From 3d36c452ff0983800e5343834cc69f24a508ea70 Mon Sep 17 00:00:00 2001
From: Way2Learn <118058822+Xisen-Wang@users.noreply.github.com>
Date: Wed, 25 Sep 2024 16:45:08 +0800
Subject: [PATCH] feat: support Multi output (#330)

* Key changes

* Revised to support submission specifications

* Revised to support submission specifications

* revise CI

* CI-Fix

* fixing-CI

* Support COSTEER Multi-Dimension for output & bug-fix

* Revised to support submission specifications

* revise CI

* CI-Fix

* fixing-CI

* Support COSTEER Multi-Dimension for output & bug-fix

* Linting
---
 .../scenarios/kaggle/experiment/prompts.yaml  |  6 ++-
 .../scenarios/kaggle/experiment/scenario.py   | 43 +++++++++++++------
 2 files changed, 35 insertions(+), 14 deletions(-)

diff --git a/rdagent/scenarios/kaggle/experiment/prompts.yaml b/rdagent/scenarios/kaggle/experiment/prompts.yaml
index f90669a8..eb09fe7b 100644
--- a/rdagent/scenarios/kaggle/experiment/prompts.yaml
+++ b/rdagent/scenarios/kaggle/experiment/prompts.yaml
@@ -314,7 +314,11 @@ kg_feature_simulator: |-
 
 kg_model_output_format: |-
   For feature related tasks, the output should be a pandas DataFrame with the new features. The columns should be the new features, and the rows should correspond to the number of samples in the input DataFrame.
-  For model related tasks, the output should be an np.ndarray with the appropriate number of predictions, each prediction being a single value. The output should be a 2D array with dimensions corresponding to the number of predictions and 1 column (e.g., (8, 1) if there are 8 predictions).
+  For model related tasks:
+  1. the output should be an np.ndarray with the appropriate number of predictions & the appropriate values within each prediction 
+  2. the output should be a 2D array with dimensions corresponding to the number of predictions and the number of things to output. Eg, if 4 predictions, each prediction needs to predict 3 probabilities, then (4,3). Or (8, 1) if there are 8 predictions but each prediction is only one value.
+  3. please reference the competition's submission requirement and align with that. 
+  Submission Requirements here:\n: {{submission_specifications}}
   
 kg_model_simulator: |-
   The models will be trained on the competition dataset and evaluated on their ability to predict the target.
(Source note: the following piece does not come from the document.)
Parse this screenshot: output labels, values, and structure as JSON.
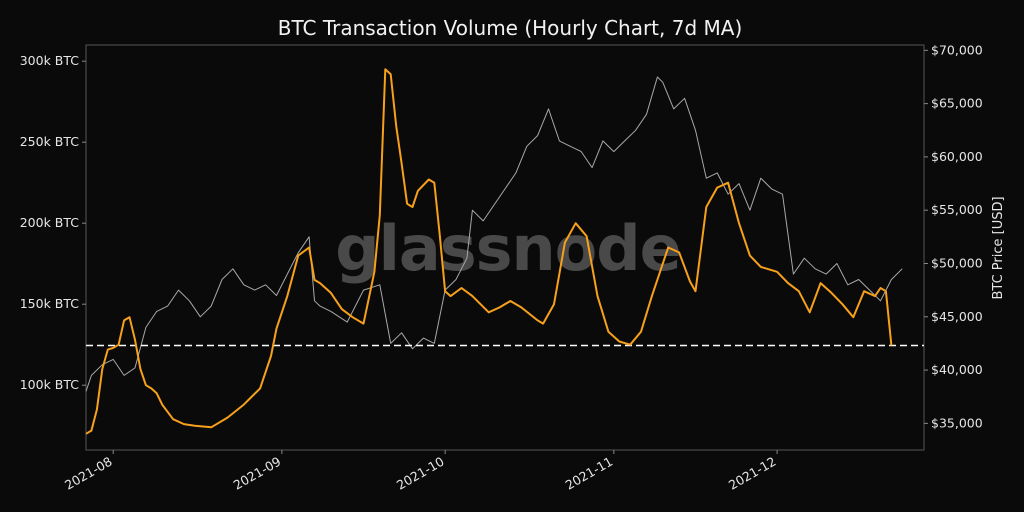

Metrics like accuracy and AUC-ROC is used to evaluate the model performance. 
diff --git a/rdagent/scenarios/kaggle/experiment/scenario.py b/rdagent/scenarios/kaggle/experiment/scenario.py
index e4536ab7..914f2b61 100644
--- a/rdagent/scenarios/kaggle/experiment/scenario.py
+++ b/rdagent/scenarios/kaggle/experiment/scenario.py
@@ -25,9 +25,6 @@ def __init__(self, competition: str) -> None:
         self.competition = competition
         self.competition_descriptions = crawl_descriptions(competition)
         self._source_data = self.source_data
-        self._output_format = self.output_format
-        self._interface = self.interface
-        self._simulator = self.simulator
 
         self.competition_type = None
         self.competition_description = None
@@ -35,10 +32,15 @@ def __init__(self, competition: str) -> None:
         self.competition_features = None
         self.submission_specifications = None
         self._analysis_competition_description()
-        self.if_action_choosing_based_on_UCB = KAGGLE_IMPLEMENT_SETTING.if_action_choosing_based_on_UCB
 
+        # Move these assignments after _analysis_competition_description
+        self._output_format = self.output_format
+        self._interface = self.interface
+        self._simulator = self.simulator
         self._background = self.background
 
+        self.if_action_choosing_based_on_UCB = KAGGLE_IMPLEMENT_SETTING.if_action_choosing_based_on_UCB
+
     def _analysis_competition_description(self):
         sys_prompt = (
             Environment(undefined=StrictUndefined)
@@ -61,14 +63,25 @@ def _analysis_competition_description(self):
             json_mode=True,
         )
 
-        response_json_analysis = json.loads(response_analysis)
-        self.competition_type = response_json_analysis.get("Competition Type", "No type provided")
-        self.competition_description = response_json_analysis.get("Competition Description", "No description provided")
-        self.target_description = response_json_analysis.get("Target Description", "No target provided")
-        self.competition_features = response_json_analysis.get("Competition Features", "No features provided")
-        self.submission_specifications = response_json_analysis.get(
-            "Submission Specifications", "No submission requirements provided"
-        )
+        try:
+            response_json_analysis = json.loads(response_analysis)
+            self.competition_type = response_json_analysis.get("Competition Type", "No type provided")
+            self.competition_description = response_json_analysis.get(
+                "Competition Description", "No description provided"
+            )
+            self.target_description = response_json_analysis.get("Target Description", "No target provided")
+            self.competition_features = response_json_analysis.get("Competition Features", "No features provided")
+            self.submission_specifications = response_json_analysis.get(
+                "Submission Specifications", "No submission requirements provided"
+            )
+        except json.JSONDecodeError:
+            print(f"Failed to parse JSON response: {response_analysis}")
+            # Set default values if JSON parsing fails
+            self.competition_type = "Unknown"
+            self.competition_description = "No description available"
+            self.target_description = "No target available"
+            self.competition_features = "No features available"
+            self.submission_specifications = "No submission requirements available"
 
     def get_competition_full_desc(self) -> str:
         return f"""Competition Type: {self.competition_type}
@@ -137,7 +150,11 @@ def source_data(self) -> str:
 
     @property
     def output_format(self) -> str:
-        return prompt_dict["kg_model_output_format"]
+        return (
+            Environment(undefined=StrictUndefined)
+            .from_string(prompt_dict["kg_model_output_format"])
+            .render(submission_specifications=self.submission_specifications)
+        )
 
     @property
     def interface(self) -> str: